Tale of Tales

Beautés et cauchemars

Le cinéaste romain Matteo Garrone, en compétition à Cannes le mois dernier, adapte au cinéma Le Conte des contes de Giambattista Basile et sculpte le relief d’une fresque tour à tour charnelle et horrifique. Fascinant.

 

Tale of Tales de Matteo Garrone : à retrouver sur CINE+ À LA DEMANDE.

C’est initialement un livre de contes. Écrit en langue napolitaine au début du XVIIème siècle par Basile, académicien, courtisan et soldat, il est publié de manière posthume à Naples entre 1634 et 1636, sous le titre Le Conte des contes ou Le Divertissement des petits enfants, avant d’être réintitulé Il Pentamerone (cinq journées). Une œuvre somme qui regroupe cinquante contes, inspirés d’une tradition orale et populaire de Crète et de Venise, qui influença Charles Perrault et les frères Grimm en leur temps.
Le réalisateur de Gomorra et Reality retient et entre-tisse trois de ces contes : Les Deux Vieilles, dans lequel un roi libertin (Vincent Cassel) est fasciné par une villageoise dont il n’a jamais vu le visage et ignore l’âge avancé ; La Reine, femme obsédée par le désir maternel (Salma Hayek), doit dévorer le cœur battant d’un monstre marin cuisiné par une vierge pour pouvoir enfanter ; La Puce et son monarque nain (Toby Jones) qui jette son dévolu sur une puce étrange et marie sa fille à un géant des montagnes.

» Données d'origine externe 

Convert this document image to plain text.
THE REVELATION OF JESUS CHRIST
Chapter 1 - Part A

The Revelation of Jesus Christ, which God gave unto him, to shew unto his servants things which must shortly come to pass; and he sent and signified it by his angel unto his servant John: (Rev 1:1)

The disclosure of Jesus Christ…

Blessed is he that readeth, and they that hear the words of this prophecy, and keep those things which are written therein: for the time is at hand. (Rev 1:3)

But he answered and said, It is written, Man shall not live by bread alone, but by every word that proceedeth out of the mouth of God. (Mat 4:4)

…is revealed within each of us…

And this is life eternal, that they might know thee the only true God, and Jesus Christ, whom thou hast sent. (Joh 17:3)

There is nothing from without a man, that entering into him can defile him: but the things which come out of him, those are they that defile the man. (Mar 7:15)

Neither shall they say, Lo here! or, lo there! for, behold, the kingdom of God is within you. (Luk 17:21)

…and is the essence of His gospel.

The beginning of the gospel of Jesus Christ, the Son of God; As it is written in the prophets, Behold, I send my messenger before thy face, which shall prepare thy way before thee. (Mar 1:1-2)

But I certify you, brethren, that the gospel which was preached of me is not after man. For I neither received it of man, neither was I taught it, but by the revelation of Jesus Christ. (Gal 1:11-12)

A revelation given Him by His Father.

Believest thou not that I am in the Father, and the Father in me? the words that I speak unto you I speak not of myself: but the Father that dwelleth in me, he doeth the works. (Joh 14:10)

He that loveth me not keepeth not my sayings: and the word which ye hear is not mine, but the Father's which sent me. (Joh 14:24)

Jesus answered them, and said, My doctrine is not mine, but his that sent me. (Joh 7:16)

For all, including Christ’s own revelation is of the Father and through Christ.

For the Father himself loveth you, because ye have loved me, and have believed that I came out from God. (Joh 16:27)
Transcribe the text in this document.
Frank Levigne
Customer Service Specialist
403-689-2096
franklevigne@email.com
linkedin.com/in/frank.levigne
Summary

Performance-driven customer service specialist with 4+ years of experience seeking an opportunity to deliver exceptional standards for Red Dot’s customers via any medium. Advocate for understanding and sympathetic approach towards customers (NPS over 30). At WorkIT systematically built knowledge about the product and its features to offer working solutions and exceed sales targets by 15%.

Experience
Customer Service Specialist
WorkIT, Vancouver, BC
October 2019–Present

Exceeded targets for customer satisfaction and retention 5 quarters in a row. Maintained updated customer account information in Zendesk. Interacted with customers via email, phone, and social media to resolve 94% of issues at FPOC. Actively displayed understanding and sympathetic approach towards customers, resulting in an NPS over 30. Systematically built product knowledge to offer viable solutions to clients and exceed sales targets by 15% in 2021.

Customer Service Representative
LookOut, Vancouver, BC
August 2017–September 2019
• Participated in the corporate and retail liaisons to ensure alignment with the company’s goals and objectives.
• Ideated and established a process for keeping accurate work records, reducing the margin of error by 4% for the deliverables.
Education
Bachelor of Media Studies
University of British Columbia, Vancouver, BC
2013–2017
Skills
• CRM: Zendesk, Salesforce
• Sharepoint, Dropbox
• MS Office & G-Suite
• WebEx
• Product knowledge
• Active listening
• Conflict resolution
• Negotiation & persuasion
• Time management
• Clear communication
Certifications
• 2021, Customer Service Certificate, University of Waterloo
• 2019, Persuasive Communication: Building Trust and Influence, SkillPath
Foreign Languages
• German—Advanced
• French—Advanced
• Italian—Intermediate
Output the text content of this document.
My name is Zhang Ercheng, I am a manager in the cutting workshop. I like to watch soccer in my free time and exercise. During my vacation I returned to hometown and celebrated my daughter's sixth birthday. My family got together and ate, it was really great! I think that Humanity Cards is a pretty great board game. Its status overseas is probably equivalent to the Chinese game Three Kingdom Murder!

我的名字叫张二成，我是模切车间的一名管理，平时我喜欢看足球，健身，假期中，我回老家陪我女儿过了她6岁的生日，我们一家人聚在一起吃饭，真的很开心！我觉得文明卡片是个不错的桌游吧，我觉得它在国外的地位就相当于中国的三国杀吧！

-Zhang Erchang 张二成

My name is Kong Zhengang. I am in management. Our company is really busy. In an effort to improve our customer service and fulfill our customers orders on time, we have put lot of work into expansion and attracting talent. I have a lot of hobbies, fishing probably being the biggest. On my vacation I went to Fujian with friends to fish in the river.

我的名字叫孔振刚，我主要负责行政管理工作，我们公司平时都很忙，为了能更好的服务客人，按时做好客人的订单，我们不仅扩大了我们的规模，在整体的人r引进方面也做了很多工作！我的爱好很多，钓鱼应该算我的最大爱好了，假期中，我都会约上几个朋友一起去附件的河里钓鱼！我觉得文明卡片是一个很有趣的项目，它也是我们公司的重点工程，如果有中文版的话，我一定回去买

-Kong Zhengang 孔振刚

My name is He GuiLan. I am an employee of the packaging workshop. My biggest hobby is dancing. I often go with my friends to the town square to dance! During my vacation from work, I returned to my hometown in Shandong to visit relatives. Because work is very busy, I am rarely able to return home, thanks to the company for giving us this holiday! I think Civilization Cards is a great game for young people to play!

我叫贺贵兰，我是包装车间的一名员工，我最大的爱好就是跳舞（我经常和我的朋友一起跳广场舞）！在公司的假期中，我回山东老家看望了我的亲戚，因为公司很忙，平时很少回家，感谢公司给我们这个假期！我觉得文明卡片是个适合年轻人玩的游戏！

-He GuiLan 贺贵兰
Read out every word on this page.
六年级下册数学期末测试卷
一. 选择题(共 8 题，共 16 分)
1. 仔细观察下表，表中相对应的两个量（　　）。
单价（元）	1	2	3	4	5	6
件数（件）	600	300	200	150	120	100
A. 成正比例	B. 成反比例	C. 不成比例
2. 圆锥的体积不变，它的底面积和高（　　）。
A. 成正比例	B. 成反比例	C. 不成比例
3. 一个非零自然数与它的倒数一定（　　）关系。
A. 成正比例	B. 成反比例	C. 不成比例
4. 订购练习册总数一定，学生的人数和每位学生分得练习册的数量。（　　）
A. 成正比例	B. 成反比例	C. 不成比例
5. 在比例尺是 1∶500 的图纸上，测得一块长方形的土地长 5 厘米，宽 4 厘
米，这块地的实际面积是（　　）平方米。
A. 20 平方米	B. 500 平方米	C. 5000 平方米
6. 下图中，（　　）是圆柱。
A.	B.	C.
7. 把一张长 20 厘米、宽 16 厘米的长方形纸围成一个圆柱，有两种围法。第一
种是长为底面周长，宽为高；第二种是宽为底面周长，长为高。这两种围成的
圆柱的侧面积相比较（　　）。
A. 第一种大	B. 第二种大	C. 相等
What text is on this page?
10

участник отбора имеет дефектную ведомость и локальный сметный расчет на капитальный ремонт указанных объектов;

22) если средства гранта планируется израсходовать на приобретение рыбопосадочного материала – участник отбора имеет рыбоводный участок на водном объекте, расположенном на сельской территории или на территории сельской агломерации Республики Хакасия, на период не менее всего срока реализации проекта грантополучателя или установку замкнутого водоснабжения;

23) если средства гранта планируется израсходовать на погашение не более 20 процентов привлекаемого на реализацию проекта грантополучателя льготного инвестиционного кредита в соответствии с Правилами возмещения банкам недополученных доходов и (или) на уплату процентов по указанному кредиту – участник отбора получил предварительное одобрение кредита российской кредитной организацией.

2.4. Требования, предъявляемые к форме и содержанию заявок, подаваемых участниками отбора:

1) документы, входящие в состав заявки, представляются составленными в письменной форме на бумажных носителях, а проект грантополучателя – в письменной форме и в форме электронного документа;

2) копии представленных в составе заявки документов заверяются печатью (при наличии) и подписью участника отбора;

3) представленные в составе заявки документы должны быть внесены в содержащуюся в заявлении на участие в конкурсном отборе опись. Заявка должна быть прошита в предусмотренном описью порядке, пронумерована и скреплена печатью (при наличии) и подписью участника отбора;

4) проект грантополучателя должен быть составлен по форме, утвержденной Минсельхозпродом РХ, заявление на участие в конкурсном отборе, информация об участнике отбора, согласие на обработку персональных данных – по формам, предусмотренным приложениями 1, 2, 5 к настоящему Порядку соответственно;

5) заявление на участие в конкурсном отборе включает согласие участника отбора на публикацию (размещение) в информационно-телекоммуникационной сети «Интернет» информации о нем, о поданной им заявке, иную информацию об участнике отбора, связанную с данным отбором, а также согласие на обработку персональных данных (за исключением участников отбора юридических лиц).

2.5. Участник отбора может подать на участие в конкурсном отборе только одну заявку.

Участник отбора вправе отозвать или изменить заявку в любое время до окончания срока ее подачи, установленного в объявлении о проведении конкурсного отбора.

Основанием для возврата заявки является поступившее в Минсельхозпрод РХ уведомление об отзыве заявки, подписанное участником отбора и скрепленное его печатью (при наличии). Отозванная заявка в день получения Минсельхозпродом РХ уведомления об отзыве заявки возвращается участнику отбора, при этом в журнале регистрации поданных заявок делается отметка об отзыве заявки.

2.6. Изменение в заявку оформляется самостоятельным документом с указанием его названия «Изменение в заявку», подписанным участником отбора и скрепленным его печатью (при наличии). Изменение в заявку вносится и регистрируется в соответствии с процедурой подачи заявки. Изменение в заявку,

Dans Reality, Matteo Garrone avait déjà exploré la frontière située entre le réel et le fantasme avec un personnage pris dans l’engrenage d’un show télévisé aliénant. Ce Conte des contes l’emmène un peu plus loin encore sur le terrain de la folie – tous ses personnages flirtent ici avec la déraison, la frustration, l’obsession. Mais c’est avec une tranquillité dans la mise en scène qu’il donne corps à ces êtres de papier. Le monstrueux est ici filmé à la lumière du jour, dans un décor naturaliste et somptueux où chaque pan de château ou de forêt trouve son relief et semble ainsi à portée de main. Les étoffes, tentures, les arbres ou le lichen des montagnes sont dotés d’un grain particulier et se font les décors subtils et inattendus de la démesure. On suit pas à pas, avec fascination, les errements de ces protagonistes hors norme et hors du temps : ils sont, face à la caméra, plus vrais et sensibles que nature. Il y a quelque chose de charnel dans cette fresque imaginaire, une présence marquante des corps souvent disgracieux qui dame le pion à l’artifice et l’outrance. Pour en faire l’expérience, encore faudra-t-il s’avancer quelques pas et ne pas rester en lisière du bois.